Ей тяжело… Не сбылись мечты ее.
Она жаждала любви, искала идеалов… "А он преподносит ей бриллианты, виллы…
Говорит ей о денежных делах… о подрядах…
Никто, никто не понимает ее, ни он – муж, ни его гости, ни ее гости…
А сердце тоскует, щемит! Чужд ему этот мир денег, серебра, золота, бриллиантов… Оно рвется к идеалам, куда-то… в неведомое…
Да, ей тяжело, хоть и не может она найти выражения для своих чувств.
Она протягивает белоснежную руку и притрагивается к звонку на столике у изголовья.
Появляется горничная.
– Чашку кофе, – приказывает молодая женщина.
Девушка исчезает и возвращается, неся на тяжелом серебряном подносе чашечку из китайского фарфора. Тонкий аромат душистого кофе смешивается с легким ароматом гиацинта в комнате.
Приближаясь к софе, горничная спотыкается о загнувшийся край турецкого ковра и падает.
Слышен глухой стук упавшего подноса и дребезжанье разбитой чашки.
– Дрянь! – вскакивая, кричит молодая женщина.
Ведь это не чулки
1915
Перевод с еврейского Л. Гольдберг.
Чулочная фабрика.
Входит девушка с дюжиной готовых шерстяных чулок, подходит к старику-хозяину.
Он мельком взглядывает на товар и еле заметным движением руки отсылает ее к молодому хозяину.
Она идет туда.
Молодой берет в руки чулки – достаточно мягки. Потом кладет их на весы – вес правильный. Затем! берет мерку, измеряет длину, край, ступню – все в порядке.
Девушка облегченно вздыхает, протягивает руку за деньгами.
– Одну минуту! – говорит молодой хозяин. Он берет со стола лупу, вытирает ее и начинает осматривать работу.
Смотрит он долго, а потом говорит равнодушным, но твердым голосом:
– Несколько ниток рваных, три очка спущено. Три процента долой!
– Но… – пытается она защищаться.
– Никаких "но"! – прерывает он ее и дает ордер в кассу.
Открывается дверь, и появляется рыжий человек с ухмыляющимся лицом.
– Доброе утро!
– Здравствуйте, – отвечает старик-хозяин, – пожалуйста!
Рыжий подходит к старику, усаживается у стола.
– Мой сын! – с гордостью показывает старик на молодого. – Купец, – добавляет он, – да еще какой!
– Вот и хорошо! – отвечает рыжий, – купцу-то деньги и нужны.
– Деньги! – пожимает старик плечами.
– Пятнадцать тысяч наличными!
– Но одна нога короче, – вмешивается молодой с печальной улыбкой.
– Еле заметно! – говорит сват. – Но все же короче!
– Ну, – говорит старик, – невеста ведь не чулки!
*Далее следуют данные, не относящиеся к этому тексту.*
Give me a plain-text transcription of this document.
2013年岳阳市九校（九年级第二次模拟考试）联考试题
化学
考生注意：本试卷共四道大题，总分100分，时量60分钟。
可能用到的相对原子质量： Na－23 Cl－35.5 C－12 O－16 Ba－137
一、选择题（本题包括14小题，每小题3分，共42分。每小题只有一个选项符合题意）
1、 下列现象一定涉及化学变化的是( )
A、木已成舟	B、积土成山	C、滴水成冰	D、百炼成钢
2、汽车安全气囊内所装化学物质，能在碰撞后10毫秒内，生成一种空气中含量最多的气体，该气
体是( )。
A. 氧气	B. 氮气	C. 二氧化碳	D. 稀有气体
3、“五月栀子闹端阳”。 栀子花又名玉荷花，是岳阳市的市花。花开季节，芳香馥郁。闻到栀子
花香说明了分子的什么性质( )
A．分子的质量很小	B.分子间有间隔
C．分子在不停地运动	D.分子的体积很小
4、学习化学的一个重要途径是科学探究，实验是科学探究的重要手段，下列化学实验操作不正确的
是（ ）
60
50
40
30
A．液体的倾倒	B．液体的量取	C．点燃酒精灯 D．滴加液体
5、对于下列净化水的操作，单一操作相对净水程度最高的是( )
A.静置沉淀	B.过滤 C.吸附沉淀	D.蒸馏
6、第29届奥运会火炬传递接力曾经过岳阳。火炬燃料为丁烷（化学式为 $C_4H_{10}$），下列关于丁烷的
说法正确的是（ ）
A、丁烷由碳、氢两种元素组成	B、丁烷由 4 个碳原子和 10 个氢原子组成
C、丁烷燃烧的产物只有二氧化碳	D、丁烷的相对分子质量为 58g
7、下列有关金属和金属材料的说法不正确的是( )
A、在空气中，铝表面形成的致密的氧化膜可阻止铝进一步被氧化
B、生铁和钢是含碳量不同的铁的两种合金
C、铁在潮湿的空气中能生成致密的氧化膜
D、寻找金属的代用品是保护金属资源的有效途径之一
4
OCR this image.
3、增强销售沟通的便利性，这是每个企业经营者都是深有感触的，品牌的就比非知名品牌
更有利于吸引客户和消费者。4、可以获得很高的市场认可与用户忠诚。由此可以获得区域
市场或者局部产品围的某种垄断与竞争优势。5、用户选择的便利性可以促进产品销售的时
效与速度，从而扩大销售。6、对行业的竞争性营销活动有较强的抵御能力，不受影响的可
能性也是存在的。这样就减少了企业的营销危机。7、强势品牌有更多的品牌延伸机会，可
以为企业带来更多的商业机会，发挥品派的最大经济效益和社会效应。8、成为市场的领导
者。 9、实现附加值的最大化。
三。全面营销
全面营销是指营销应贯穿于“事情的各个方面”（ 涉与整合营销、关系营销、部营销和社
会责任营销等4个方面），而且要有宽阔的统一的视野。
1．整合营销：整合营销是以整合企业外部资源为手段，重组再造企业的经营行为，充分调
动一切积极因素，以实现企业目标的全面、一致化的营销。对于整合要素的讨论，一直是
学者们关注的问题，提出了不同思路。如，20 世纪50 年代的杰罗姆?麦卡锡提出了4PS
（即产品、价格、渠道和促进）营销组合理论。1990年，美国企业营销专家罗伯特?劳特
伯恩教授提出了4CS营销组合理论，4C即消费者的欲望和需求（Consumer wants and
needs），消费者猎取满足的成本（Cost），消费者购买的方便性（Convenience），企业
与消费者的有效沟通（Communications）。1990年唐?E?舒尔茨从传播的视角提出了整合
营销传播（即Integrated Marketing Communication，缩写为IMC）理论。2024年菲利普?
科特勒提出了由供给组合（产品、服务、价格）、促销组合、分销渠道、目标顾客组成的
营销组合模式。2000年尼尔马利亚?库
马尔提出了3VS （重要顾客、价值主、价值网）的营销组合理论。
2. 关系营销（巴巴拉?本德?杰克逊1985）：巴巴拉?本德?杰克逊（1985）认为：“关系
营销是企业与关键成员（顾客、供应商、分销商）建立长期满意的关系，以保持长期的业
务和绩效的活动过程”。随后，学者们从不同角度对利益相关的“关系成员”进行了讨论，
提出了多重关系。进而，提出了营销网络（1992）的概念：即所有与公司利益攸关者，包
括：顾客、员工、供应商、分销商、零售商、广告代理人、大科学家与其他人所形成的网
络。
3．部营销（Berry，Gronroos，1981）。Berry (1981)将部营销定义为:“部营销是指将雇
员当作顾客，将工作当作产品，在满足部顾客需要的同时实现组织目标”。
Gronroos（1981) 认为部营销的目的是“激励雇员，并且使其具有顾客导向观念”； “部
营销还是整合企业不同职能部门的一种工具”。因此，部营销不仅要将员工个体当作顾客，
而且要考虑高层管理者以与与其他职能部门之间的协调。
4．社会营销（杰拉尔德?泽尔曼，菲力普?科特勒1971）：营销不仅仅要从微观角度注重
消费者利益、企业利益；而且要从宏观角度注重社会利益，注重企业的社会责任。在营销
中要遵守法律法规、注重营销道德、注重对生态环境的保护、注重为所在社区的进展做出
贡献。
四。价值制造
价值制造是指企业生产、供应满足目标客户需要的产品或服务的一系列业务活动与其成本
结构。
В лупу ее не рассматривают!..
Луна рассказала
1915
Перевод с еврейского Л. Гольдберг
Устав глядеть на белый мрамор, ярко освещенные парадные улицы, я отвернулась и заглянула в один из окраинных переулков.
Из перекошенной хибарки вышел босой, плохо одетый мальчуган. Лохмотья еле держались на нем. Из полуразвалившегося домика напротив вышел другой мальчуган.
Не успели они подойти друг к другу, как я уже не могла различить, кто из них из какого дома. Оба истощенные, оба с пылающими глазками, оба дрожат от холода, а может быть, и от голода.
Слышу – говорят:
– Готов?
– А ты?
– Тоже!
– Ты ел?
– Нет… Отец не принес.
– А мой болен. Мать плачет…
– Пойдем?
– Лучше побежим… Холодно…
– Давай!
Они летят стремглав по направлению к городу.
Слежу за ними.
У одного из самых красивых домов города они остановились.
– Смотри! Это дом моего дяди! – с гордостью заявил один.
Другой указал на такой же дом на другой стороне улицы:
– А это дом моего дяди!
– Моему дяде привезли арабского жеребца за шестнадцать тысяч!
– A y моего есть карета и четверка рысаков. Настоящие львы!
– У моего, может, тысяча деревень!
– А у моего, может, сто городов!
– Глупец! У моего дяди вся мебель золотая!
– Осел! У моего она вся бриллиантовая!
– А у моей тети такие духи, что в носу щекочет!
– Подумаешь! Моя тетя каждый день ходит в театр!
– А мой дядя каждую ночь играет в карты! Ага!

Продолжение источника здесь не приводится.